You will need to make an appointment to visit the apartment museum, which was founded in 1977. Its director, Bernard Marchois, will give you directions to the building and an access code which will allow you to enter through first door, then a second. You will need to climb four winding flights of stairs (no elevator), and meet Marchois, author of two of a multitude of Piaf biographies. He escorts you into the small, cluttered space, as does his low-slung dog. They live in this shrine to Piaf’s memory . In his early childhood, Marchois knew Piaf slightly: “Between 1958 and 1963, I went to Boulevard Lannes (her last address) many times,” he states quietly.
The museum is two small rooms, quirky and very much a labor of love. You are free to look around on your own; Marchois will gladly answer questions but is not inclined to lengthy conversations. He’d prefer you seep yourself in the atmosphere of Piaf’s trophies–gold records and one platinum, countless paintings and photographs–some excellent, some tacky–and see her collections of dishes, clothing, furniture. A lifesize cardboard image of Piaf, dressed in a black dress “from her good days,” stands near a seated life-sized teddy bear, a present from her dear Theo (husband number two). Her voice is constantly singing in the background as you explore.

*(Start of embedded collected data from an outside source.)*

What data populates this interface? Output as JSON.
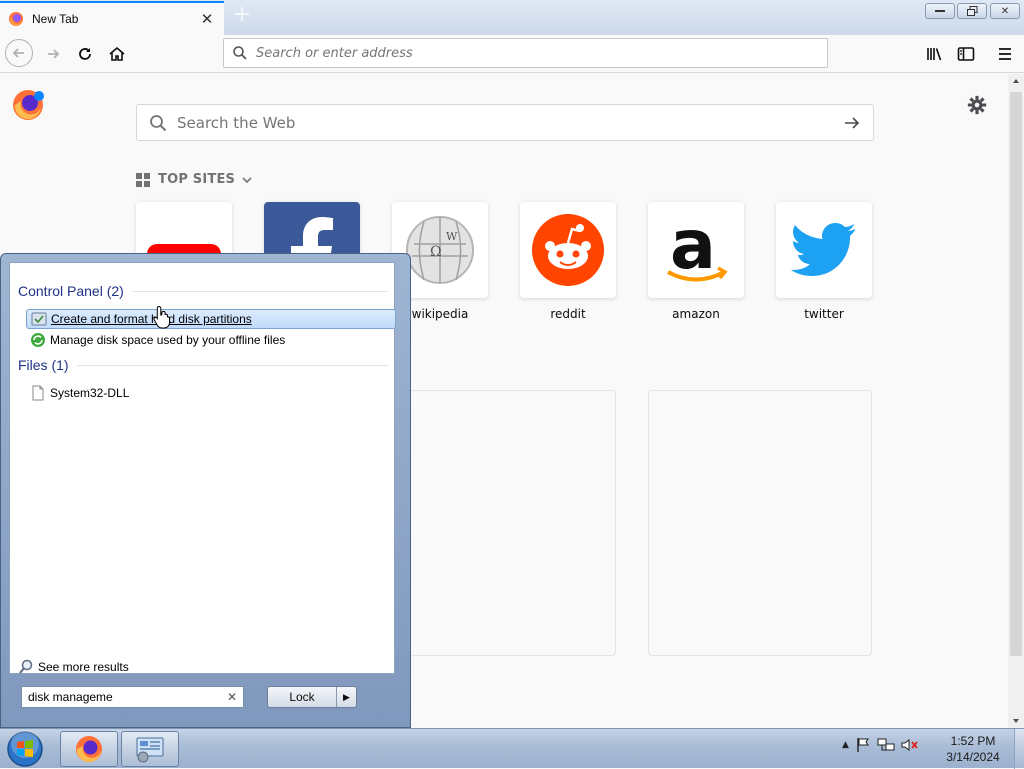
{
  "browser": {
    "tab": {
      "title": "New Tab",
      "favicon": "firefox-icon"
    },
    "newtab_symbol": "+",
    "urlbar": {
      "placeholder": "Search or enter address"
    },
    "window_controls": [
      "minimize",
      "restore",
      "close"
    ]
  },
  "newtab": {
    "search_placeholder": "Search the Web",
    "topsites_label": "TOP SITES",
    "sites": [
      {
        "label": "",
        "icon": "youtube-logo"
      },
      {
        "label": "",
        "icon": "facebook-logo"
      },
      {
        "label": "wikipedia",
        "icon": "wikipedia-logo"
      },
      {
        "label": "reddit",
        "icon": "reddit-logo"
      },
      {
        "label": "amazon",
        "icon": "amazon-logo"
      },
      {
        "label": "twitter",
        "icon": "twitter-logo"
      }
    ]
  },
  "startmenu": {
    "groups": {
      "control_panel": "Control Panel (2)",
      "files": "Files (1)"
    },
    "items": [
      {
        "label": "Create and format hard disk partitions",
        "icon": "disk-management-icon",
        "selected": true
      },
      {
        "label": "Manage disk space used by your offline files",
        "icon": "sync-center-icon",
        "selected": false
      },
      {
        "label": "System32-DLL",
        "icon": "file-icon",
        "selected": false
      }
    ],
    "see_more": "See more results",
    "search_value": "disk manageme",
    "lock_button": "Lock"
  },
  "taskbar": {
    "apps": [
      "firefox-icon",
      "control-panel-icon"
    ],
    "clock": {
      "time": "1:52 PM",
      "date": "3/14/2024"
    }
  },
  "colors": {
    "accent": "#0a84ff",
    "reddit": "#ff4500",
    "twitter": "#1da1f2",
    "facebook": "#3b5998",
    "youtube": "#ff0000",
    "amazon_arrow": "#ff9900"
  }
}
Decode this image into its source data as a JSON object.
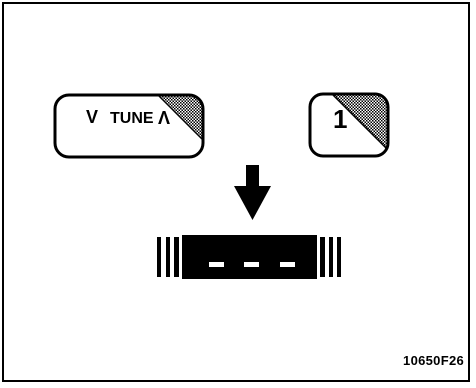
{
  "tune_button": {
    "down_glyph": "V",
    "label": "TUNE",
    "up_glyph": "Λ"
  },
  "preset_button": {
    "label": "1"
  },
  "display": {
    "segments": "- - -"
  },
  "figure_code": "10650F26",
  "icons": {
    "arrow": "down-arrow-icon"
  }
}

Aside from Piaf’s trophies and artwork, you will see tiny dresses, mostly form-fitting black but one a surprising bright red; clutch bags; a pair of her open-toed pumps (size 34); souvenir glasses from grand concerts in Paris and New York; letters to her from the likes of Maurice Chevalier (who once called her “a little bantamweight champion”); Marcel Cerdan’s (a boyfriend, considered a husband) boxing gloves; and the bear, who seems like a guardian angel. You can buy C.D.s, videos, books, and key rings. There is no admission charge. At the Musee Edith Piaf, you feel almost as if you’ve seen The Little Sparrow on stage. Almost.
Musee Edith Piaf, 5, rue Crespin du Gast, 75011 Paris. 01-43-55-52-72. Open Monday through Thursday afternoons, by appointment only.